The influence of a newly synthesized chemical substance from the class of synthetic alkylated phenols with the hydrophilic chalcogen-containing derivative, potassium 3-[3-(3,5-di-tert-butyl-4-hydroxyphenyl)propylseleno]propionate (PEC), on the antitumor activity in animals with leukemia P388 was studied. The administration of PEC to the animals with leukemia P388 increases the life span of the animals by 3.5 times (from 9.2 to 32 days) compared to the uncured control depending on the concentration of the introduced substance. The interaction of a combination of selenium-containing phenolic antioxidant PEC with the nitric oxide donor (NaNO₂) and three antitumor cytostatics, cyclophosphamide (CP), cisplatin (cPt), and doxorubicin (Dox), was studied in vivo on a model of lymphocytic leukemia P388 of BDF₁ mice. The selenium-containing phenolic antioxidant exhibited a higher activity than previously studied sodium 3-(3′-tert-butyl-4′-hydroxyphenyl)propylthiosulfate (TS-13).
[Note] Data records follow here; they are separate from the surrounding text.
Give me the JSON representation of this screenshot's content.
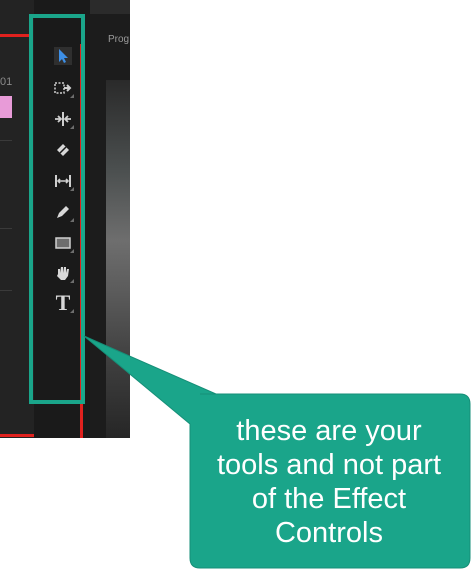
{
  "timeline": {
    "timecode_fragment": "01",
    "clip_color": "#e89bd8"
  },
  "program_monitor": {
    "label_fragment": "Prog"
  },
  "toolbar": {
    "tools": [
      {
        "name": "selection-tool",
        "icon": "arrow-icon",
        "selected": true
      },
      {
        "name": "track-select-tool",
        "icon": "track-select-icon"
      },
      {
        "name": "ripple-edit-tool",
        "icon": "ripple-edit-icon"
      },
      {
        "name": "razor-tool",
        "icon": "razor-icon"
      },
      {
        "name": "slip-tool",
        "icon": "slip-icon"
      },
      {
        "name": "pen-tool",
        "icon": "pen-icon"
      },
      {
        "name": "rectangle-tool",
        "icon": "rectangle-icon"
      },
      {
        "name": "hand-tool",
        "icon": "hand-icon"
      },
      {
        "name": "type-tool",
        "icon": "type-icon",
        "glyph": "T"
      }
    ]
  },
  "callout": {
    "text": "these are your\ntools and not part\nof the Effect\nControls",
    "color": "#1aa58a"
  }
}
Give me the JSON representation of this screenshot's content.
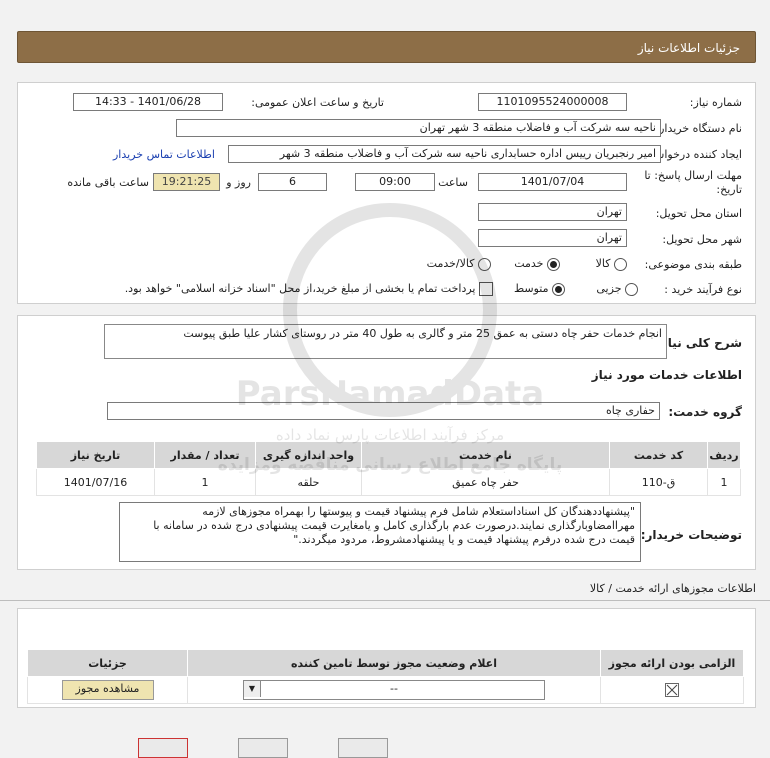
{
  "header": {
    "title": "جزئیات اطلاعات نیاز"
  },
  "form": {
    "need_number_label": "شماره نیاز:",
    "need_number": "1101095524000008",
    "announce_label": "تاریخ و ساعت اعلان عمومی:",
    "announce_value": "1401/06/28 - 14:33",
    "buyer_org_label": "نام دستگاه خریدار:",
    "buyer_org": "ناحیه سه شرکت آب و فاضلاب منطقه 3 شهر تهران",
    "requester_label": "ایجاد کننده درخواست:",
    "requester": "امیر رنجبریان رییس اداره حسابداری ناحیه سه شرکت آب و فاضلاب منطقه 3 شهر",
    "contact_link": "اطلاعات تماس خریدار",
    "deadline_label_1": "مهلت ارسال پاسخ: تا",
    "deadline_label_2": "تاریخ:",
    "deadline_date": "1401/07/04",
    "time_label": "ساعت",
    "deadline_time": "09:00",
    "days_value": "6",
    "days_label": "روز و",
    "remaining_time": "19:21:25",
    "remaining_label": "ساعت باقی مانده",
    "province_label": "استان محل تحویل:",
    "province": "تهران",
    "city_label": "شهر محل تحویل:",
    "city": "تهران",
    "category_label": "طبقه بندی موضوعی:",
    "category_options": [
      "کالا",
      "خدمت",
      "کالا/خدمت"
    ],
    "category_selected": "خدمت",
    "process_label": "نوع فرآیند خرید :",
    "process_options": [
      "جزیی",
      "متوسط"
    ],
    "process_selected": "متوسط",
    "payment_note": "پرداخت تمام یا بخشی از مبلغ خرید،از محل \"اسناد خزانه اسلامی\" خواهد بود."
  },
  "description": {
    "label": "شرح کلی نیاز:",
    "text": "انجام خدمات حفر چاه دستی به عمق 25 متر و گالری به طول 40 متر در روستای کشار علیا  طبق پیوست"
  },
  "services": {
    "section_title": "اطلاعات خدمات مورد نیاز",
    "group_label": "گروه خدمت:",
    "group_value": "حفاری چاه",
    "columns": [
      "ردیف",
      "کد خدمت",
      "نام خدمت",
      "واحد اندازه گیری",
      "تعداد / مقدار",
      "تاریخ نیاز"
    ],
    "rows": [
      [
        "1",
        "ق-110",
        "حفر چاه عمیق",
        "حلقه",
        "1",
        "1401/07/16"
      ]
    ]
  },
  "buyer_notes": {
    "label": "توضیحات خریدار:",
    "text": "\"پیشنهاددهندگان کل اسناداستعلام شامل فرم پیشنهاد قیمت و پیوستها را بهمراه مجوزهای لازمه مهراامضاوبارگذاری نمایند.درصورت عدم بارگذاری کامل و یامغایرت قیمت پیشنهادی درج شده در سامانه با قیمت درج شده درفرم پیشنهاد قیمت و یا پیشنهادمشروط، مردود میگردند.\""
  },
  "permits": {
    "section_title": "اطلاعات مجوزهای ارائه خدمت / کالا",
    "columns": [
      "الزامی بودن ارائه مجوز",
      "اعلام وضعیت مجوز توسط تامین کننده",
      "جزئیات"
    ],
    "select_value": "--",
    "view_button": "مشاهده مجوز"
  },
  "watermark": {
    "line1": "ParsNamadData",
    "line2": "مرکز فرآیند اطلاعات پارس نماد داده",
    "line3": "پایگاه جامع اطلاع رسانی مناقصه ومزایده"
  }
}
Like the sulfur-containing antioxidant TS-13, PEC induces oppositely directed changes in the activity of the studied cytostatics depending on the concentration: the change is potentiating for chemotherapy with CP and cPt and inhibiting for chemotherapy with Dox. It is most likely that the addition of the nitric oxide donor (NaNO₂) to the studied compositions changes the redox potential of the cells, which affects the modulation of the activity of the cytostatics under study. The regime of metronomic chemotherapy of tumors is most efficient: the maximum tolerance dose is introduced first, and then (from the third to seventh day) the subtherapeutic dose is administrated.